When we are broken we find ourselves drawn to others who are broken. I started hanging around with a girl in school who was troubled. At the time I thought she was cool because she didn’t care about anyone, and she challenged authority. Looking back now I can see that she was craving security and boundaries just as much as I was. She gave me my first cigarette, and my first drink and we started skipping school to lie in a field and laugh at all the losers who were learning Irish verbs or analysing the poems of Beckett. One night she challenged me to kiss a boy and said that if I didn’t, I was frigid and everyone would laugh at me. I didn’t like him, he was a foot shorter than me and was rude. I kissed him anyway.

Soon after I started getting into trouble I realised that all my old friends were distancing themselves from me. I was now a bad kid. My grades were slipping, the teachers were frustrated with me and I was getting a bad reputation. I recognised that this girl was bad for me, and I needed to turn things around. I started to distance myself from her and tried to win my old friends back.

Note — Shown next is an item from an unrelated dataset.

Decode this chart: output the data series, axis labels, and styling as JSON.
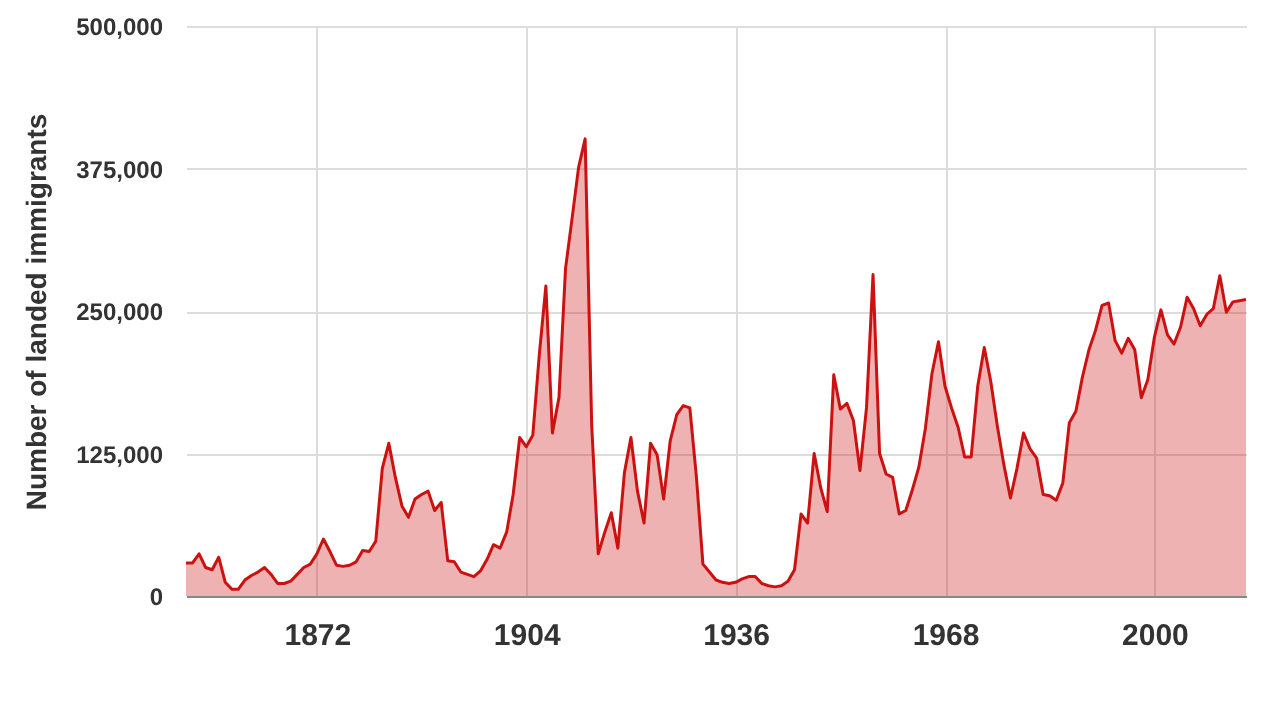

This was when it got serious. For her, it was probably another rejection, another message that she wasn’t good enough. She didn’t take it well and turned on me.

It started with name calling, and threats.  Soon it turned into things written about me on toilet doors, prank calls to my house, horrible songs being sung as I walked from classroom to class room. Before long I started spending every break in the toilet, feet up against the door so she wouldn’t know I was in there. I would read books, eat my lunch, catch up on homework. If we were taken somewhere on a bus as a group, the anxiety would build up for a week beforehand, and I would use every excuse in the book to get out of it. At one stage it got so bad, I had to climb over the back wall of the school at 4pm, as I knew she would be waiting for me at the front gate.

My already fragile self-confidence was destroyed. My entire sense of self worth was based on one person’s opinion of me. I stopped eating and sleeping, avoided any interaction with groups of girls, and skipped school whenever I could. The thing is that I know out of frustration, I engaged in the same behaviours that had scared me so much, lashing out at people who didn’t deserve it, and dragging others down to my level. I own the fact that others would say I bullied them.

This went on for a year before it eventually phased out and I started becoming friends with other girls. I still had no confidence, but acted like a hard woman, sought attention by acting out and getting into trouble. I had no direction or ambition and completed a half assed CAO application form with some random courses I knew I would never be offered.

I couldn’t wait to finish school and get away from the town that had caused me so much hurt. I barely passed my leaving cert, got into bad relationships, and moved from job to job for a few years.

It took me ten years to realise that I had allowed negative experiences control my life for too long. It was time to take back control. I had to stop thinking of myself as a bad person, forgive myself for mistakes that I made, and contribute to the world in a positive way.

Bullies make their victims feel alone and isolated. They ensure that their voices are the loudest you hear, and their message is the one that resonates with you. They tell you that you are nothing, and you believe them. You have to find the strength to ignore it. Take your power back. Look around you. See that there are others around you trying to be invisible just like you. Hiding in toilets and avoiding groups. Go talk to them. You are good enough, you have a future, you deserve happiness.